Hot flushes are a major clinical problem for many menopausal women. Their aetiology is unknown. Centrally acting neurotransmitters are involved, but this involvement is yet to be fully characterized. In clinical trials with optimal patient selection and compliance, estrogen can reduce the frequency of hot flushes by 70-80%, and placebo by 20-40%. For some women, however, there are contraindications to the use of estrogen, and others are unwilling to use it.

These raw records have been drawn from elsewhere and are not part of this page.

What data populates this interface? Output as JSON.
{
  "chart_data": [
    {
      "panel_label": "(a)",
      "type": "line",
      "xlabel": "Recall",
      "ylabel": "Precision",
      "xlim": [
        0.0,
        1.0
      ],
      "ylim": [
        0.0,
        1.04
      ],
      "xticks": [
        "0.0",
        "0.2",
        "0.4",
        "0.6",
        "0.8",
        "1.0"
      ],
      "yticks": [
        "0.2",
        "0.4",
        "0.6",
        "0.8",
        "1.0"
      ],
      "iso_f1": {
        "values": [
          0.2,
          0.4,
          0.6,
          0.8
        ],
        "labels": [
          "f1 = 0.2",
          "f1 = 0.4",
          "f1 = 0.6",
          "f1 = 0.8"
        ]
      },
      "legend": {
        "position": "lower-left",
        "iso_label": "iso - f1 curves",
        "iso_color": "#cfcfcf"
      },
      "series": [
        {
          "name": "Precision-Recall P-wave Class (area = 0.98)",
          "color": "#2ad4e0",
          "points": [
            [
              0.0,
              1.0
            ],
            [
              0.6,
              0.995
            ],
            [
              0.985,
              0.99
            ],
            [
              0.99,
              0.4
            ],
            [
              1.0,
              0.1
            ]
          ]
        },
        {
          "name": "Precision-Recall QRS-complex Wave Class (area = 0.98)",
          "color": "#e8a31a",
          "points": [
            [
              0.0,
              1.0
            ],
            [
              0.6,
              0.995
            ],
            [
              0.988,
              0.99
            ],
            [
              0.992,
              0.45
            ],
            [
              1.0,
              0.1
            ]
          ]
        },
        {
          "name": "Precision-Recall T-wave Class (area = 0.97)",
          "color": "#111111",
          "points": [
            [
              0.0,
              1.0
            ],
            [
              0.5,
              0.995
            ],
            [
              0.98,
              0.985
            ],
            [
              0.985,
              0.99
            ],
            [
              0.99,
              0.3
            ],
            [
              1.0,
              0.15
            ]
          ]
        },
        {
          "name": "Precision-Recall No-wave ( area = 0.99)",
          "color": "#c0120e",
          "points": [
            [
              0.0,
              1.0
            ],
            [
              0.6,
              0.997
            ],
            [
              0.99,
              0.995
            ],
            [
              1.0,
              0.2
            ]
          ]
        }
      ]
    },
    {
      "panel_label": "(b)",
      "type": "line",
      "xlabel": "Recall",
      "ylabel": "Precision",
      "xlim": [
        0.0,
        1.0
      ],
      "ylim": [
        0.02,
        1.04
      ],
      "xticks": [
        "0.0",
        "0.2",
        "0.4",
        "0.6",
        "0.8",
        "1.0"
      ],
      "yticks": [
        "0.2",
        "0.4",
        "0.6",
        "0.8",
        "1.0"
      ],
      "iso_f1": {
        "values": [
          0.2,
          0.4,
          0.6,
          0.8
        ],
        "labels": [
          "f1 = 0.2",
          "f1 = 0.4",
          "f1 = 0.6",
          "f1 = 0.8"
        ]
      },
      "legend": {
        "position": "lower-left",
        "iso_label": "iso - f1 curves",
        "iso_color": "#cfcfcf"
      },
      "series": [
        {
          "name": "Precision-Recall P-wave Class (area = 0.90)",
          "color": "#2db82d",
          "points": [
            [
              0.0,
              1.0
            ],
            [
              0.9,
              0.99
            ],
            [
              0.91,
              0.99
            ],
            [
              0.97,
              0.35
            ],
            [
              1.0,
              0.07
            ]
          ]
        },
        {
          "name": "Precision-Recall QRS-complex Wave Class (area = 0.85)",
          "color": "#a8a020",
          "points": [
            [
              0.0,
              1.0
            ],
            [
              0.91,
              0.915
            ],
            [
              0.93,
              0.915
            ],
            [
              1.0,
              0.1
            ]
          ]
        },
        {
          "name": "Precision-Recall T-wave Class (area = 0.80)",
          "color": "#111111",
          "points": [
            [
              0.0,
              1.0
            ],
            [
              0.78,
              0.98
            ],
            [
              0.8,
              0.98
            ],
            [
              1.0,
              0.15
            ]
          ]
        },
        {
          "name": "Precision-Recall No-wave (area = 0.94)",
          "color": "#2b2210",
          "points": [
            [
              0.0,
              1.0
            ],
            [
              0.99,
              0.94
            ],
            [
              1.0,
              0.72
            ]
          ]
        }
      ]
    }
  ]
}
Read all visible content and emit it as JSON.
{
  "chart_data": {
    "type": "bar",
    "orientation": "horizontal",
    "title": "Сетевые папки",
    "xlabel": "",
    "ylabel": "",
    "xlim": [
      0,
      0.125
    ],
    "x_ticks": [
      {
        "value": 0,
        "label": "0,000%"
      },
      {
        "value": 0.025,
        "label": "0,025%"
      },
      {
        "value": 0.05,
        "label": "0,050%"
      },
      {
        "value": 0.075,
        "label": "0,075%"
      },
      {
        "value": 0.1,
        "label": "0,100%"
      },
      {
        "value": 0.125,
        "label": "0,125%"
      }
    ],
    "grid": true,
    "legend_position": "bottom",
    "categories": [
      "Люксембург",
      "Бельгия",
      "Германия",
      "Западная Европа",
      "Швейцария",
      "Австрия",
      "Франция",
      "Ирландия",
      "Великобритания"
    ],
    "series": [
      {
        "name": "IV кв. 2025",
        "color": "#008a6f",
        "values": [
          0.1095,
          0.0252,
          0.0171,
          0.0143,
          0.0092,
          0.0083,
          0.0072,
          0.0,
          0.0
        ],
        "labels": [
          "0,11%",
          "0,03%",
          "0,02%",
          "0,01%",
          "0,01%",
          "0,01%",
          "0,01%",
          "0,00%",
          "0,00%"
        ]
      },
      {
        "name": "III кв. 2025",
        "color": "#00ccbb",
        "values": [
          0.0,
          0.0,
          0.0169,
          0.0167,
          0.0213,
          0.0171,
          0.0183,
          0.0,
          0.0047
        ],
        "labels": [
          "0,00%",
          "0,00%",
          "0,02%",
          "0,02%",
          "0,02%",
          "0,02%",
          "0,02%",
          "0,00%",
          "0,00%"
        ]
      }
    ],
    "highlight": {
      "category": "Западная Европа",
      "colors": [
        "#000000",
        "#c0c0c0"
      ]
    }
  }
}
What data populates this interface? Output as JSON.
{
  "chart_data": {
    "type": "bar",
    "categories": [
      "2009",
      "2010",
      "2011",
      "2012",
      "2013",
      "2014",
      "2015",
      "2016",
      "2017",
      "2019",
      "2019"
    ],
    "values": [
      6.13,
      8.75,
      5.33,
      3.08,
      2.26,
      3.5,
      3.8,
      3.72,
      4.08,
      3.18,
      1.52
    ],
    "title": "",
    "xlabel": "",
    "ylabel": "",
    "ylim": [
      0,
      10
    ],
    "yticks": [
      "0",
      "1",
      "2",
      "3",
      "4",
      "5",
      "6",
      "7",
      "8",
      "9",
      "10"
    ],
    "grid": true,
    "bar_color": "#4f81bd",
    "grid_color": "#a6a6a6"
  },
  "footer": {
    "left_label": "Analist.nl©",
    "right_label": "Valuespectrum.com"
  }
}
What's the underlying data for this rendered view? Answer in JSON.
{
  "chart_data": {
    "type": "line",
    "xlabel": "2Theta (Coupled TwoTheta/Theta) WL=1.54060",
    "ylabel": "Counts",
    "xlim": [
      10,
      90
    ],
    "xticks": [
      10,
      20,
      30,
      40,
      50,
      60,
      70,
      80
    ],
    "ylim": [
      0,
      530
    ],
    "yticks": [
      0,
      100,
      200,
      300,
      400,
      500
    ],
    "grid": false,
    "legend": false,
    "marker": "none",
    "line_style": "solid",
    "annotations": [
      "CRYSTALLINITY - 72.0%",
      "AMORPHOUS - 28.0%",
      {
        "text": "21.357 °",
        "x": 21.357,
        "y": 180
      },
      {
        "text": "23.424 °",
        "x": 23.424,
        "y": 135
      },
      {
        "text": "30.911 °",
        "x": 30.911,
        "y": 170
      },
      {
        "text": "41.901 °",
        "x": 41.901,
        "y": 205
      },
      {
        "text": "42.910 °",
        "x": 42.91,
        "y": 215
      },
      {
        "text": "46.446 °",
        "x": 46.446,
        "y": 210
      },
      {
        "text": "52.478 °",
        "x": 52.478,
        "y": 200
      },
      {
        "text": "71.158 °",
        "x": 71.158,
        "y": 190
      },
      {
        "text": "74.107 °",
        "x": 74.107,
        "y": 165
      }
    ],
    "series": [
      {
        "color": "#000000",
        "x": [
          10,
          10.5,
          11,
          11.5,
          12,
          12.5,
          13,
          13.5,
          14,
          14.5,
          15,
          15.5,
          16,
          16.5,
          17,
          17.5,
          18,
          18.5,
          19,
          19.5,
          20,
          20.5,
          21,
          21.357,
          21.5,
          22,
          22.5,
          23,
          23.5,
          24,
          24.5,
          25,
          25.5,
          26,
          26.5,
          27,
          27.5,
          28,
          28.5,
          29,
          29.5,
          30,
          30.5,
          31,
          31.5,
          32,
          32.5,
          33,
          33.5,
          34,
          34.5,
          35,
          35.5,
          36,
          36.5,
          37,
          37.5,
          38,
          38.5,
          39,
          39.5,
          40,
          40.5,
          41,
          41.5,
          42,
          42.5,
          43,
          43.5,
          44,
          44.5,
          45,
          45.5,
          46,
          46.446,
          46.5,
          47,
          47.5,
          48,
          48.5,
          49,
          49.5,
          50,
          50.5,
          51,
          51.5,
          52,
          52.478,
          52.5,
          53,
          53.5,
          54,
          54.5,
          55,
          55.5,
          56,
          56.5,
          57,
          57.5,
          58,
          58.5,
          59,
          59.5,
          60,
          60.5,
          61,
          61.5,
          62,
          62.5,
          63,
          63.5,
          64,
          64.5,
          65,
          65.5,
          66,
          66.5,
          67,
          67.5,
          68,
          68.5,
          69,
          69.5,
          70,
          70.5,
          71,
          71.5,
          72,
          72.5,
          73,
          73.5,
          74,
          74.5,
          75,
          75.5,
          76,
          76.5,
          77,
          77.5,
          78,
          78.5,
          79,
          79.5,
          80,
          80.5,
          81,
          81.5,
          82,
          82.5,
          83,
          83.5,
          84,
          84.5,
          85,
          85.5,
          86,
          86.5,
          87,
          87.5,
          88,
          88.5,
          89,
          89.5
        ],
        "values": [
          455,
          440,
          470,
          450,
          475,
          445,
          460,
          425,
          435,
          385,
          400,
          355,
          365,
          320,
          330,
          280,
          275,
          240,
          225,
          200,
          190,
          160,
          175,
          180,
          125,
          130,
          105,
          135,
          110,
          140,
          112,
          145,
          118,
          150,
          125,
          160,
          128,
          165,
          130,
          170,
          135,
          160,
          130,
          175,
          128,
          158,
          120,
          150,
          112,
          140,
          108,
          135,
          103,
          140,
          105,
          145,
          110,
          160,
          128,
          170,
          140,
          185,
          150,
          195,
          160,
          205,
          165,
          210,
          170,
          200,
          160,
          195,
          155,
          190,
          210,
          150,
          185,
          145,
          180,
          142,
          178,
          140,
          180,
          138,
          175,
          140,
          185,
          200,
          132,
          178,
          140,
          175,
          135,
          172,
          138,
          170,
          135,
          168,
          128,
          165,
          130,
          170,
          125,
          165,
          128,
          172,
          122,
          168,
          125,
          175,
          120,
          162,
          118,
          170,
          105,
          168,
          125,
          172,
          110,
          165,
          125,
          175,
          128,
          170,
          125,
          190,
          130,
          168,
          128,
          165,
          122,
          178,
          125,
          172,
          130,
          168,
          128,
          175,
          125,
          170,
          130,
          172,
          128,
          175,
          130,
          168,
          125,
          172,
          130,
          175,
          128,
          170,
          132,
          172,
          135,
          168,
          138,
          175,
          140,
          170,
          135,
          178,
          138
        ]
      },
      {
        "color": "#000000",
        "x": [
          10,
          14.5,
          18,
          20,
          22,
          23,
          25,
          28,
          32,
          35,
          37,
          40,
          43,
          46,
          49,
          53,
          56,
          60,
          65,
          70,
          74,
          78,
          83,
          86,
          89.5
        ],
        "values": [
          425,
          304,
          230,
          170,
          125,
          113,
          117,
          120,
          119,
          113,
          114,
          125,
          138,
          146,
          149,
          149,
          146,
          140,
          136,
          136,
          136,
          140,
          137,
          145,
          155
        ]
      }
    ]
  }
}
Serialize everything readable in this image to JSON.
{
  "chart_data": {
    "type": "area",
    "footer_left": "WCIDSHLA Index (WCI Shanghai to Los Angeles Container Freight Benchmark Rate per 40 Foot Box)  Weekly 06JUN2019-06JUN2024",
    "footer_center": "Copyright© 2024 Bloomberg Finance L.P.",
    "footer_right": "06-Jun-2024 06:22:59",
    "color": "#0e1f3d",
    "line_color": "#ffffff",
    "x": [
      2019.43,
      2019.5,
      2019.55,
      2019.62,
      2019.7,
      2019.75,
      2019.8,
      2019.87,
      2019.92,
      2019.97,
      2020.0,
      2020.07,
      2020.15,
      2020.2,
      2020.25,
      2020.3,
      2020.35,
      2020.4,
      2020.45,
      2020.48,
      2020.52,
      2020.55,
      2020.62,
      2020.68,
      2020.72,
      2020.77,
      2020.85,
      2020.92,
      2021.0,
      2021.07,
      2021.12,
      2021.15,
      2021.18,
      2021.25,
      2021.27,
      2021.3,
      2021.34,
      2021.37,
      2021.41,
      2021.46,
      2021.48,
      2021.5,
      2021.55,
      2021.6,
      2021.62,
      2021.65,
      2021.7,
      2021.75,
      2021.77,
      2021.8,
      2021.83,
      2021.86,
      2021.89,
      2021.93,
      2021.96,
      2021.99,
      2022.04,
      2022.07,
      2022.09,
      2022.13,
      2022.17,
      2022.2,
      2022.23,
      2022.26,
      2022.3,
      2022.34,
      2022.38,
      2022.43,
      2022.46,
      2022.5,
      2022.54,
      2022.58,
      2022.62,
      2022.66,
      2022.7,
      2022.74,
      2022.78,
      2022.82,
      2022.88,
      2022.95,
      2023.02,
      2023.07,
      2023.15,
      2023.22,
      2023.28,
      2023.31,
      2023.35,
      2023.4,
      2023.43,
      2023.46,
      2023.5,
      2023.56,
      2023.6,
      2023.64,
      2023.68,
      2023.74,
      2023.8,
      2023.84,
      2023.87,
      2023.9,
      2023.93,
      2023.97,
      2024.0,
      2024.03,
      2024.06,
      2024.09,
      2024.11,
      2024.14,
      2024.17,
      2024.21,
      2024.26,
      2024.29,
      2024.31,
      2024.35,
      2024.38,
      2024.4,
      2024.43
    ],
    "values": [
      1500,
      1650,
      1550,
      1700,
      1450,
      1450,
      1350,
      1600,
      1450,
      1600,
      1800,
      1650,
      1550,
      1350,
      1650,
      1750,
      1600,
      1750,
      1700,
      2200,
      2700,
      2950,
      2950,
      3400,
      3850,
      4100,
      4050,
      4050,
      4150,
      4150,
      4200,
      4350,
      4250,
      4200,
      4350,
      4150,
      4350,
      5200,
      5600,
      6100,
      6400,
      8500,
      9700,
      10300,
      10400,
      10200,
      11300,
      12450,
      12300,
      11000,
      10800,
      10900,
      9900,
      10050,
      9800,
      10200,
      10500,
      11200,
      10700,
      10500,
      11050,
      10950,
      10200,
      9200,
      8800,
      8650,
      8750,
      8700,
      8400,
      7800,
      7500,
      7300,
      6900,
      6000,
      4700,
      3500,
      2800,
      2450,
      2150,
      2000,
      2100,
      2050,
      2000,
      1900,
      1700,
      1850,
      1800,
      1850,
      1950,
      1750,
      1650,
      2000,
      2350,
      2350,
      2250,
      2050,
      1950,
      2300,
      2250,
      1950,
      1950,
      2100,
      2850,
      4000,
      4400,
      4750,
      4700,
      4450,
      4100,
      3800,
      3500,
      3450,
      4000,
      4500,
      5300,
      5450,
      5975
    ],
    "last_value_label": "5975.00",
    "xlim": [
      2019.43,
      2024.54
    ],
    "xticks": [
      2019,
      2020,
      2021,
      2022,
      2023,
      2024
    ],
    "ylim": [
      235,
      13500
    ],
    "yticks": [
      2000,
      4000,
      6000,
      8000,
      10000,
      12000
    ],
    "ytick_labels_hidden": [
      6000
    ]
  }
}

Furthermore, hot flushes may persist in spite of adequate estrogen replacement, and to improve symptoms physicians then have either to add another drug to the regimen or find an alternative to estrogen. The most commonly used non-hormonal alternatives for climacteric symptoms are neurotransmitter modulators such as the selective serotonin reuptake inhibitors. These reduce the frequency of hot flushes by 60%. The mechanism of this effect appears to differ from that underlying their effect on mood. They are generally well tolerated and rates of adverse events are far lower than those reported in studies of the use of these agents for depression. The limited efficacy of clonidine suggests that adrenergic mechanisms may be involved and data are awaited for more specific selective noradrenaline reuptake inhibitors. Thus, non-hormonal treatments are not as effective as estrogens in relieving hot flushes but may have a place as an alternative.

去甲肾上腺素能和血清素能调节治疗血管舒缩症状。
潮热是许多更年期妇女的主要临床问题。其病因尚不清楚。中枢作用的神经递质参与其中,但这种参与尚未被充分表征。在最佳患者选择和依从性的临床试验中,雌激素可以减少70-80%的潮热频率,安慰剂可以减少20-40%。然而,对于一些女性来说,使用雌激素有禁忌症,而另一些女性则不愿意使用雌激素。此外,尽管补充了足够的雌激素,但潮热可能会持续存在,为了改善症状,医生要么在治疗方案中添加另一种药物,要么找到雌激素的替代品。更年期症状最常用的非激素替代品是神经递质调节剂,如选择性血清素再摄取抑制剂。这些可以减少60%的潮热频率。这种影响的机制似乎不同于它们对情绪的潜在影响。它们通常耐受性良好,不良事件发生率远低于使用这些药物治疗抑郁症的研究报告。可乐定的有限疗效表明可能涉及肾上腺素能机制,并等待更具体的选择性去甲肾上腺素再摄取抑制剂的数据。因此,在缓解潮热方面,非激素治疗不如雌激素有效,但可能作为替代方案占有一席之地。
本文章由计算机程序翻译,如有差异,请以英文原文为准。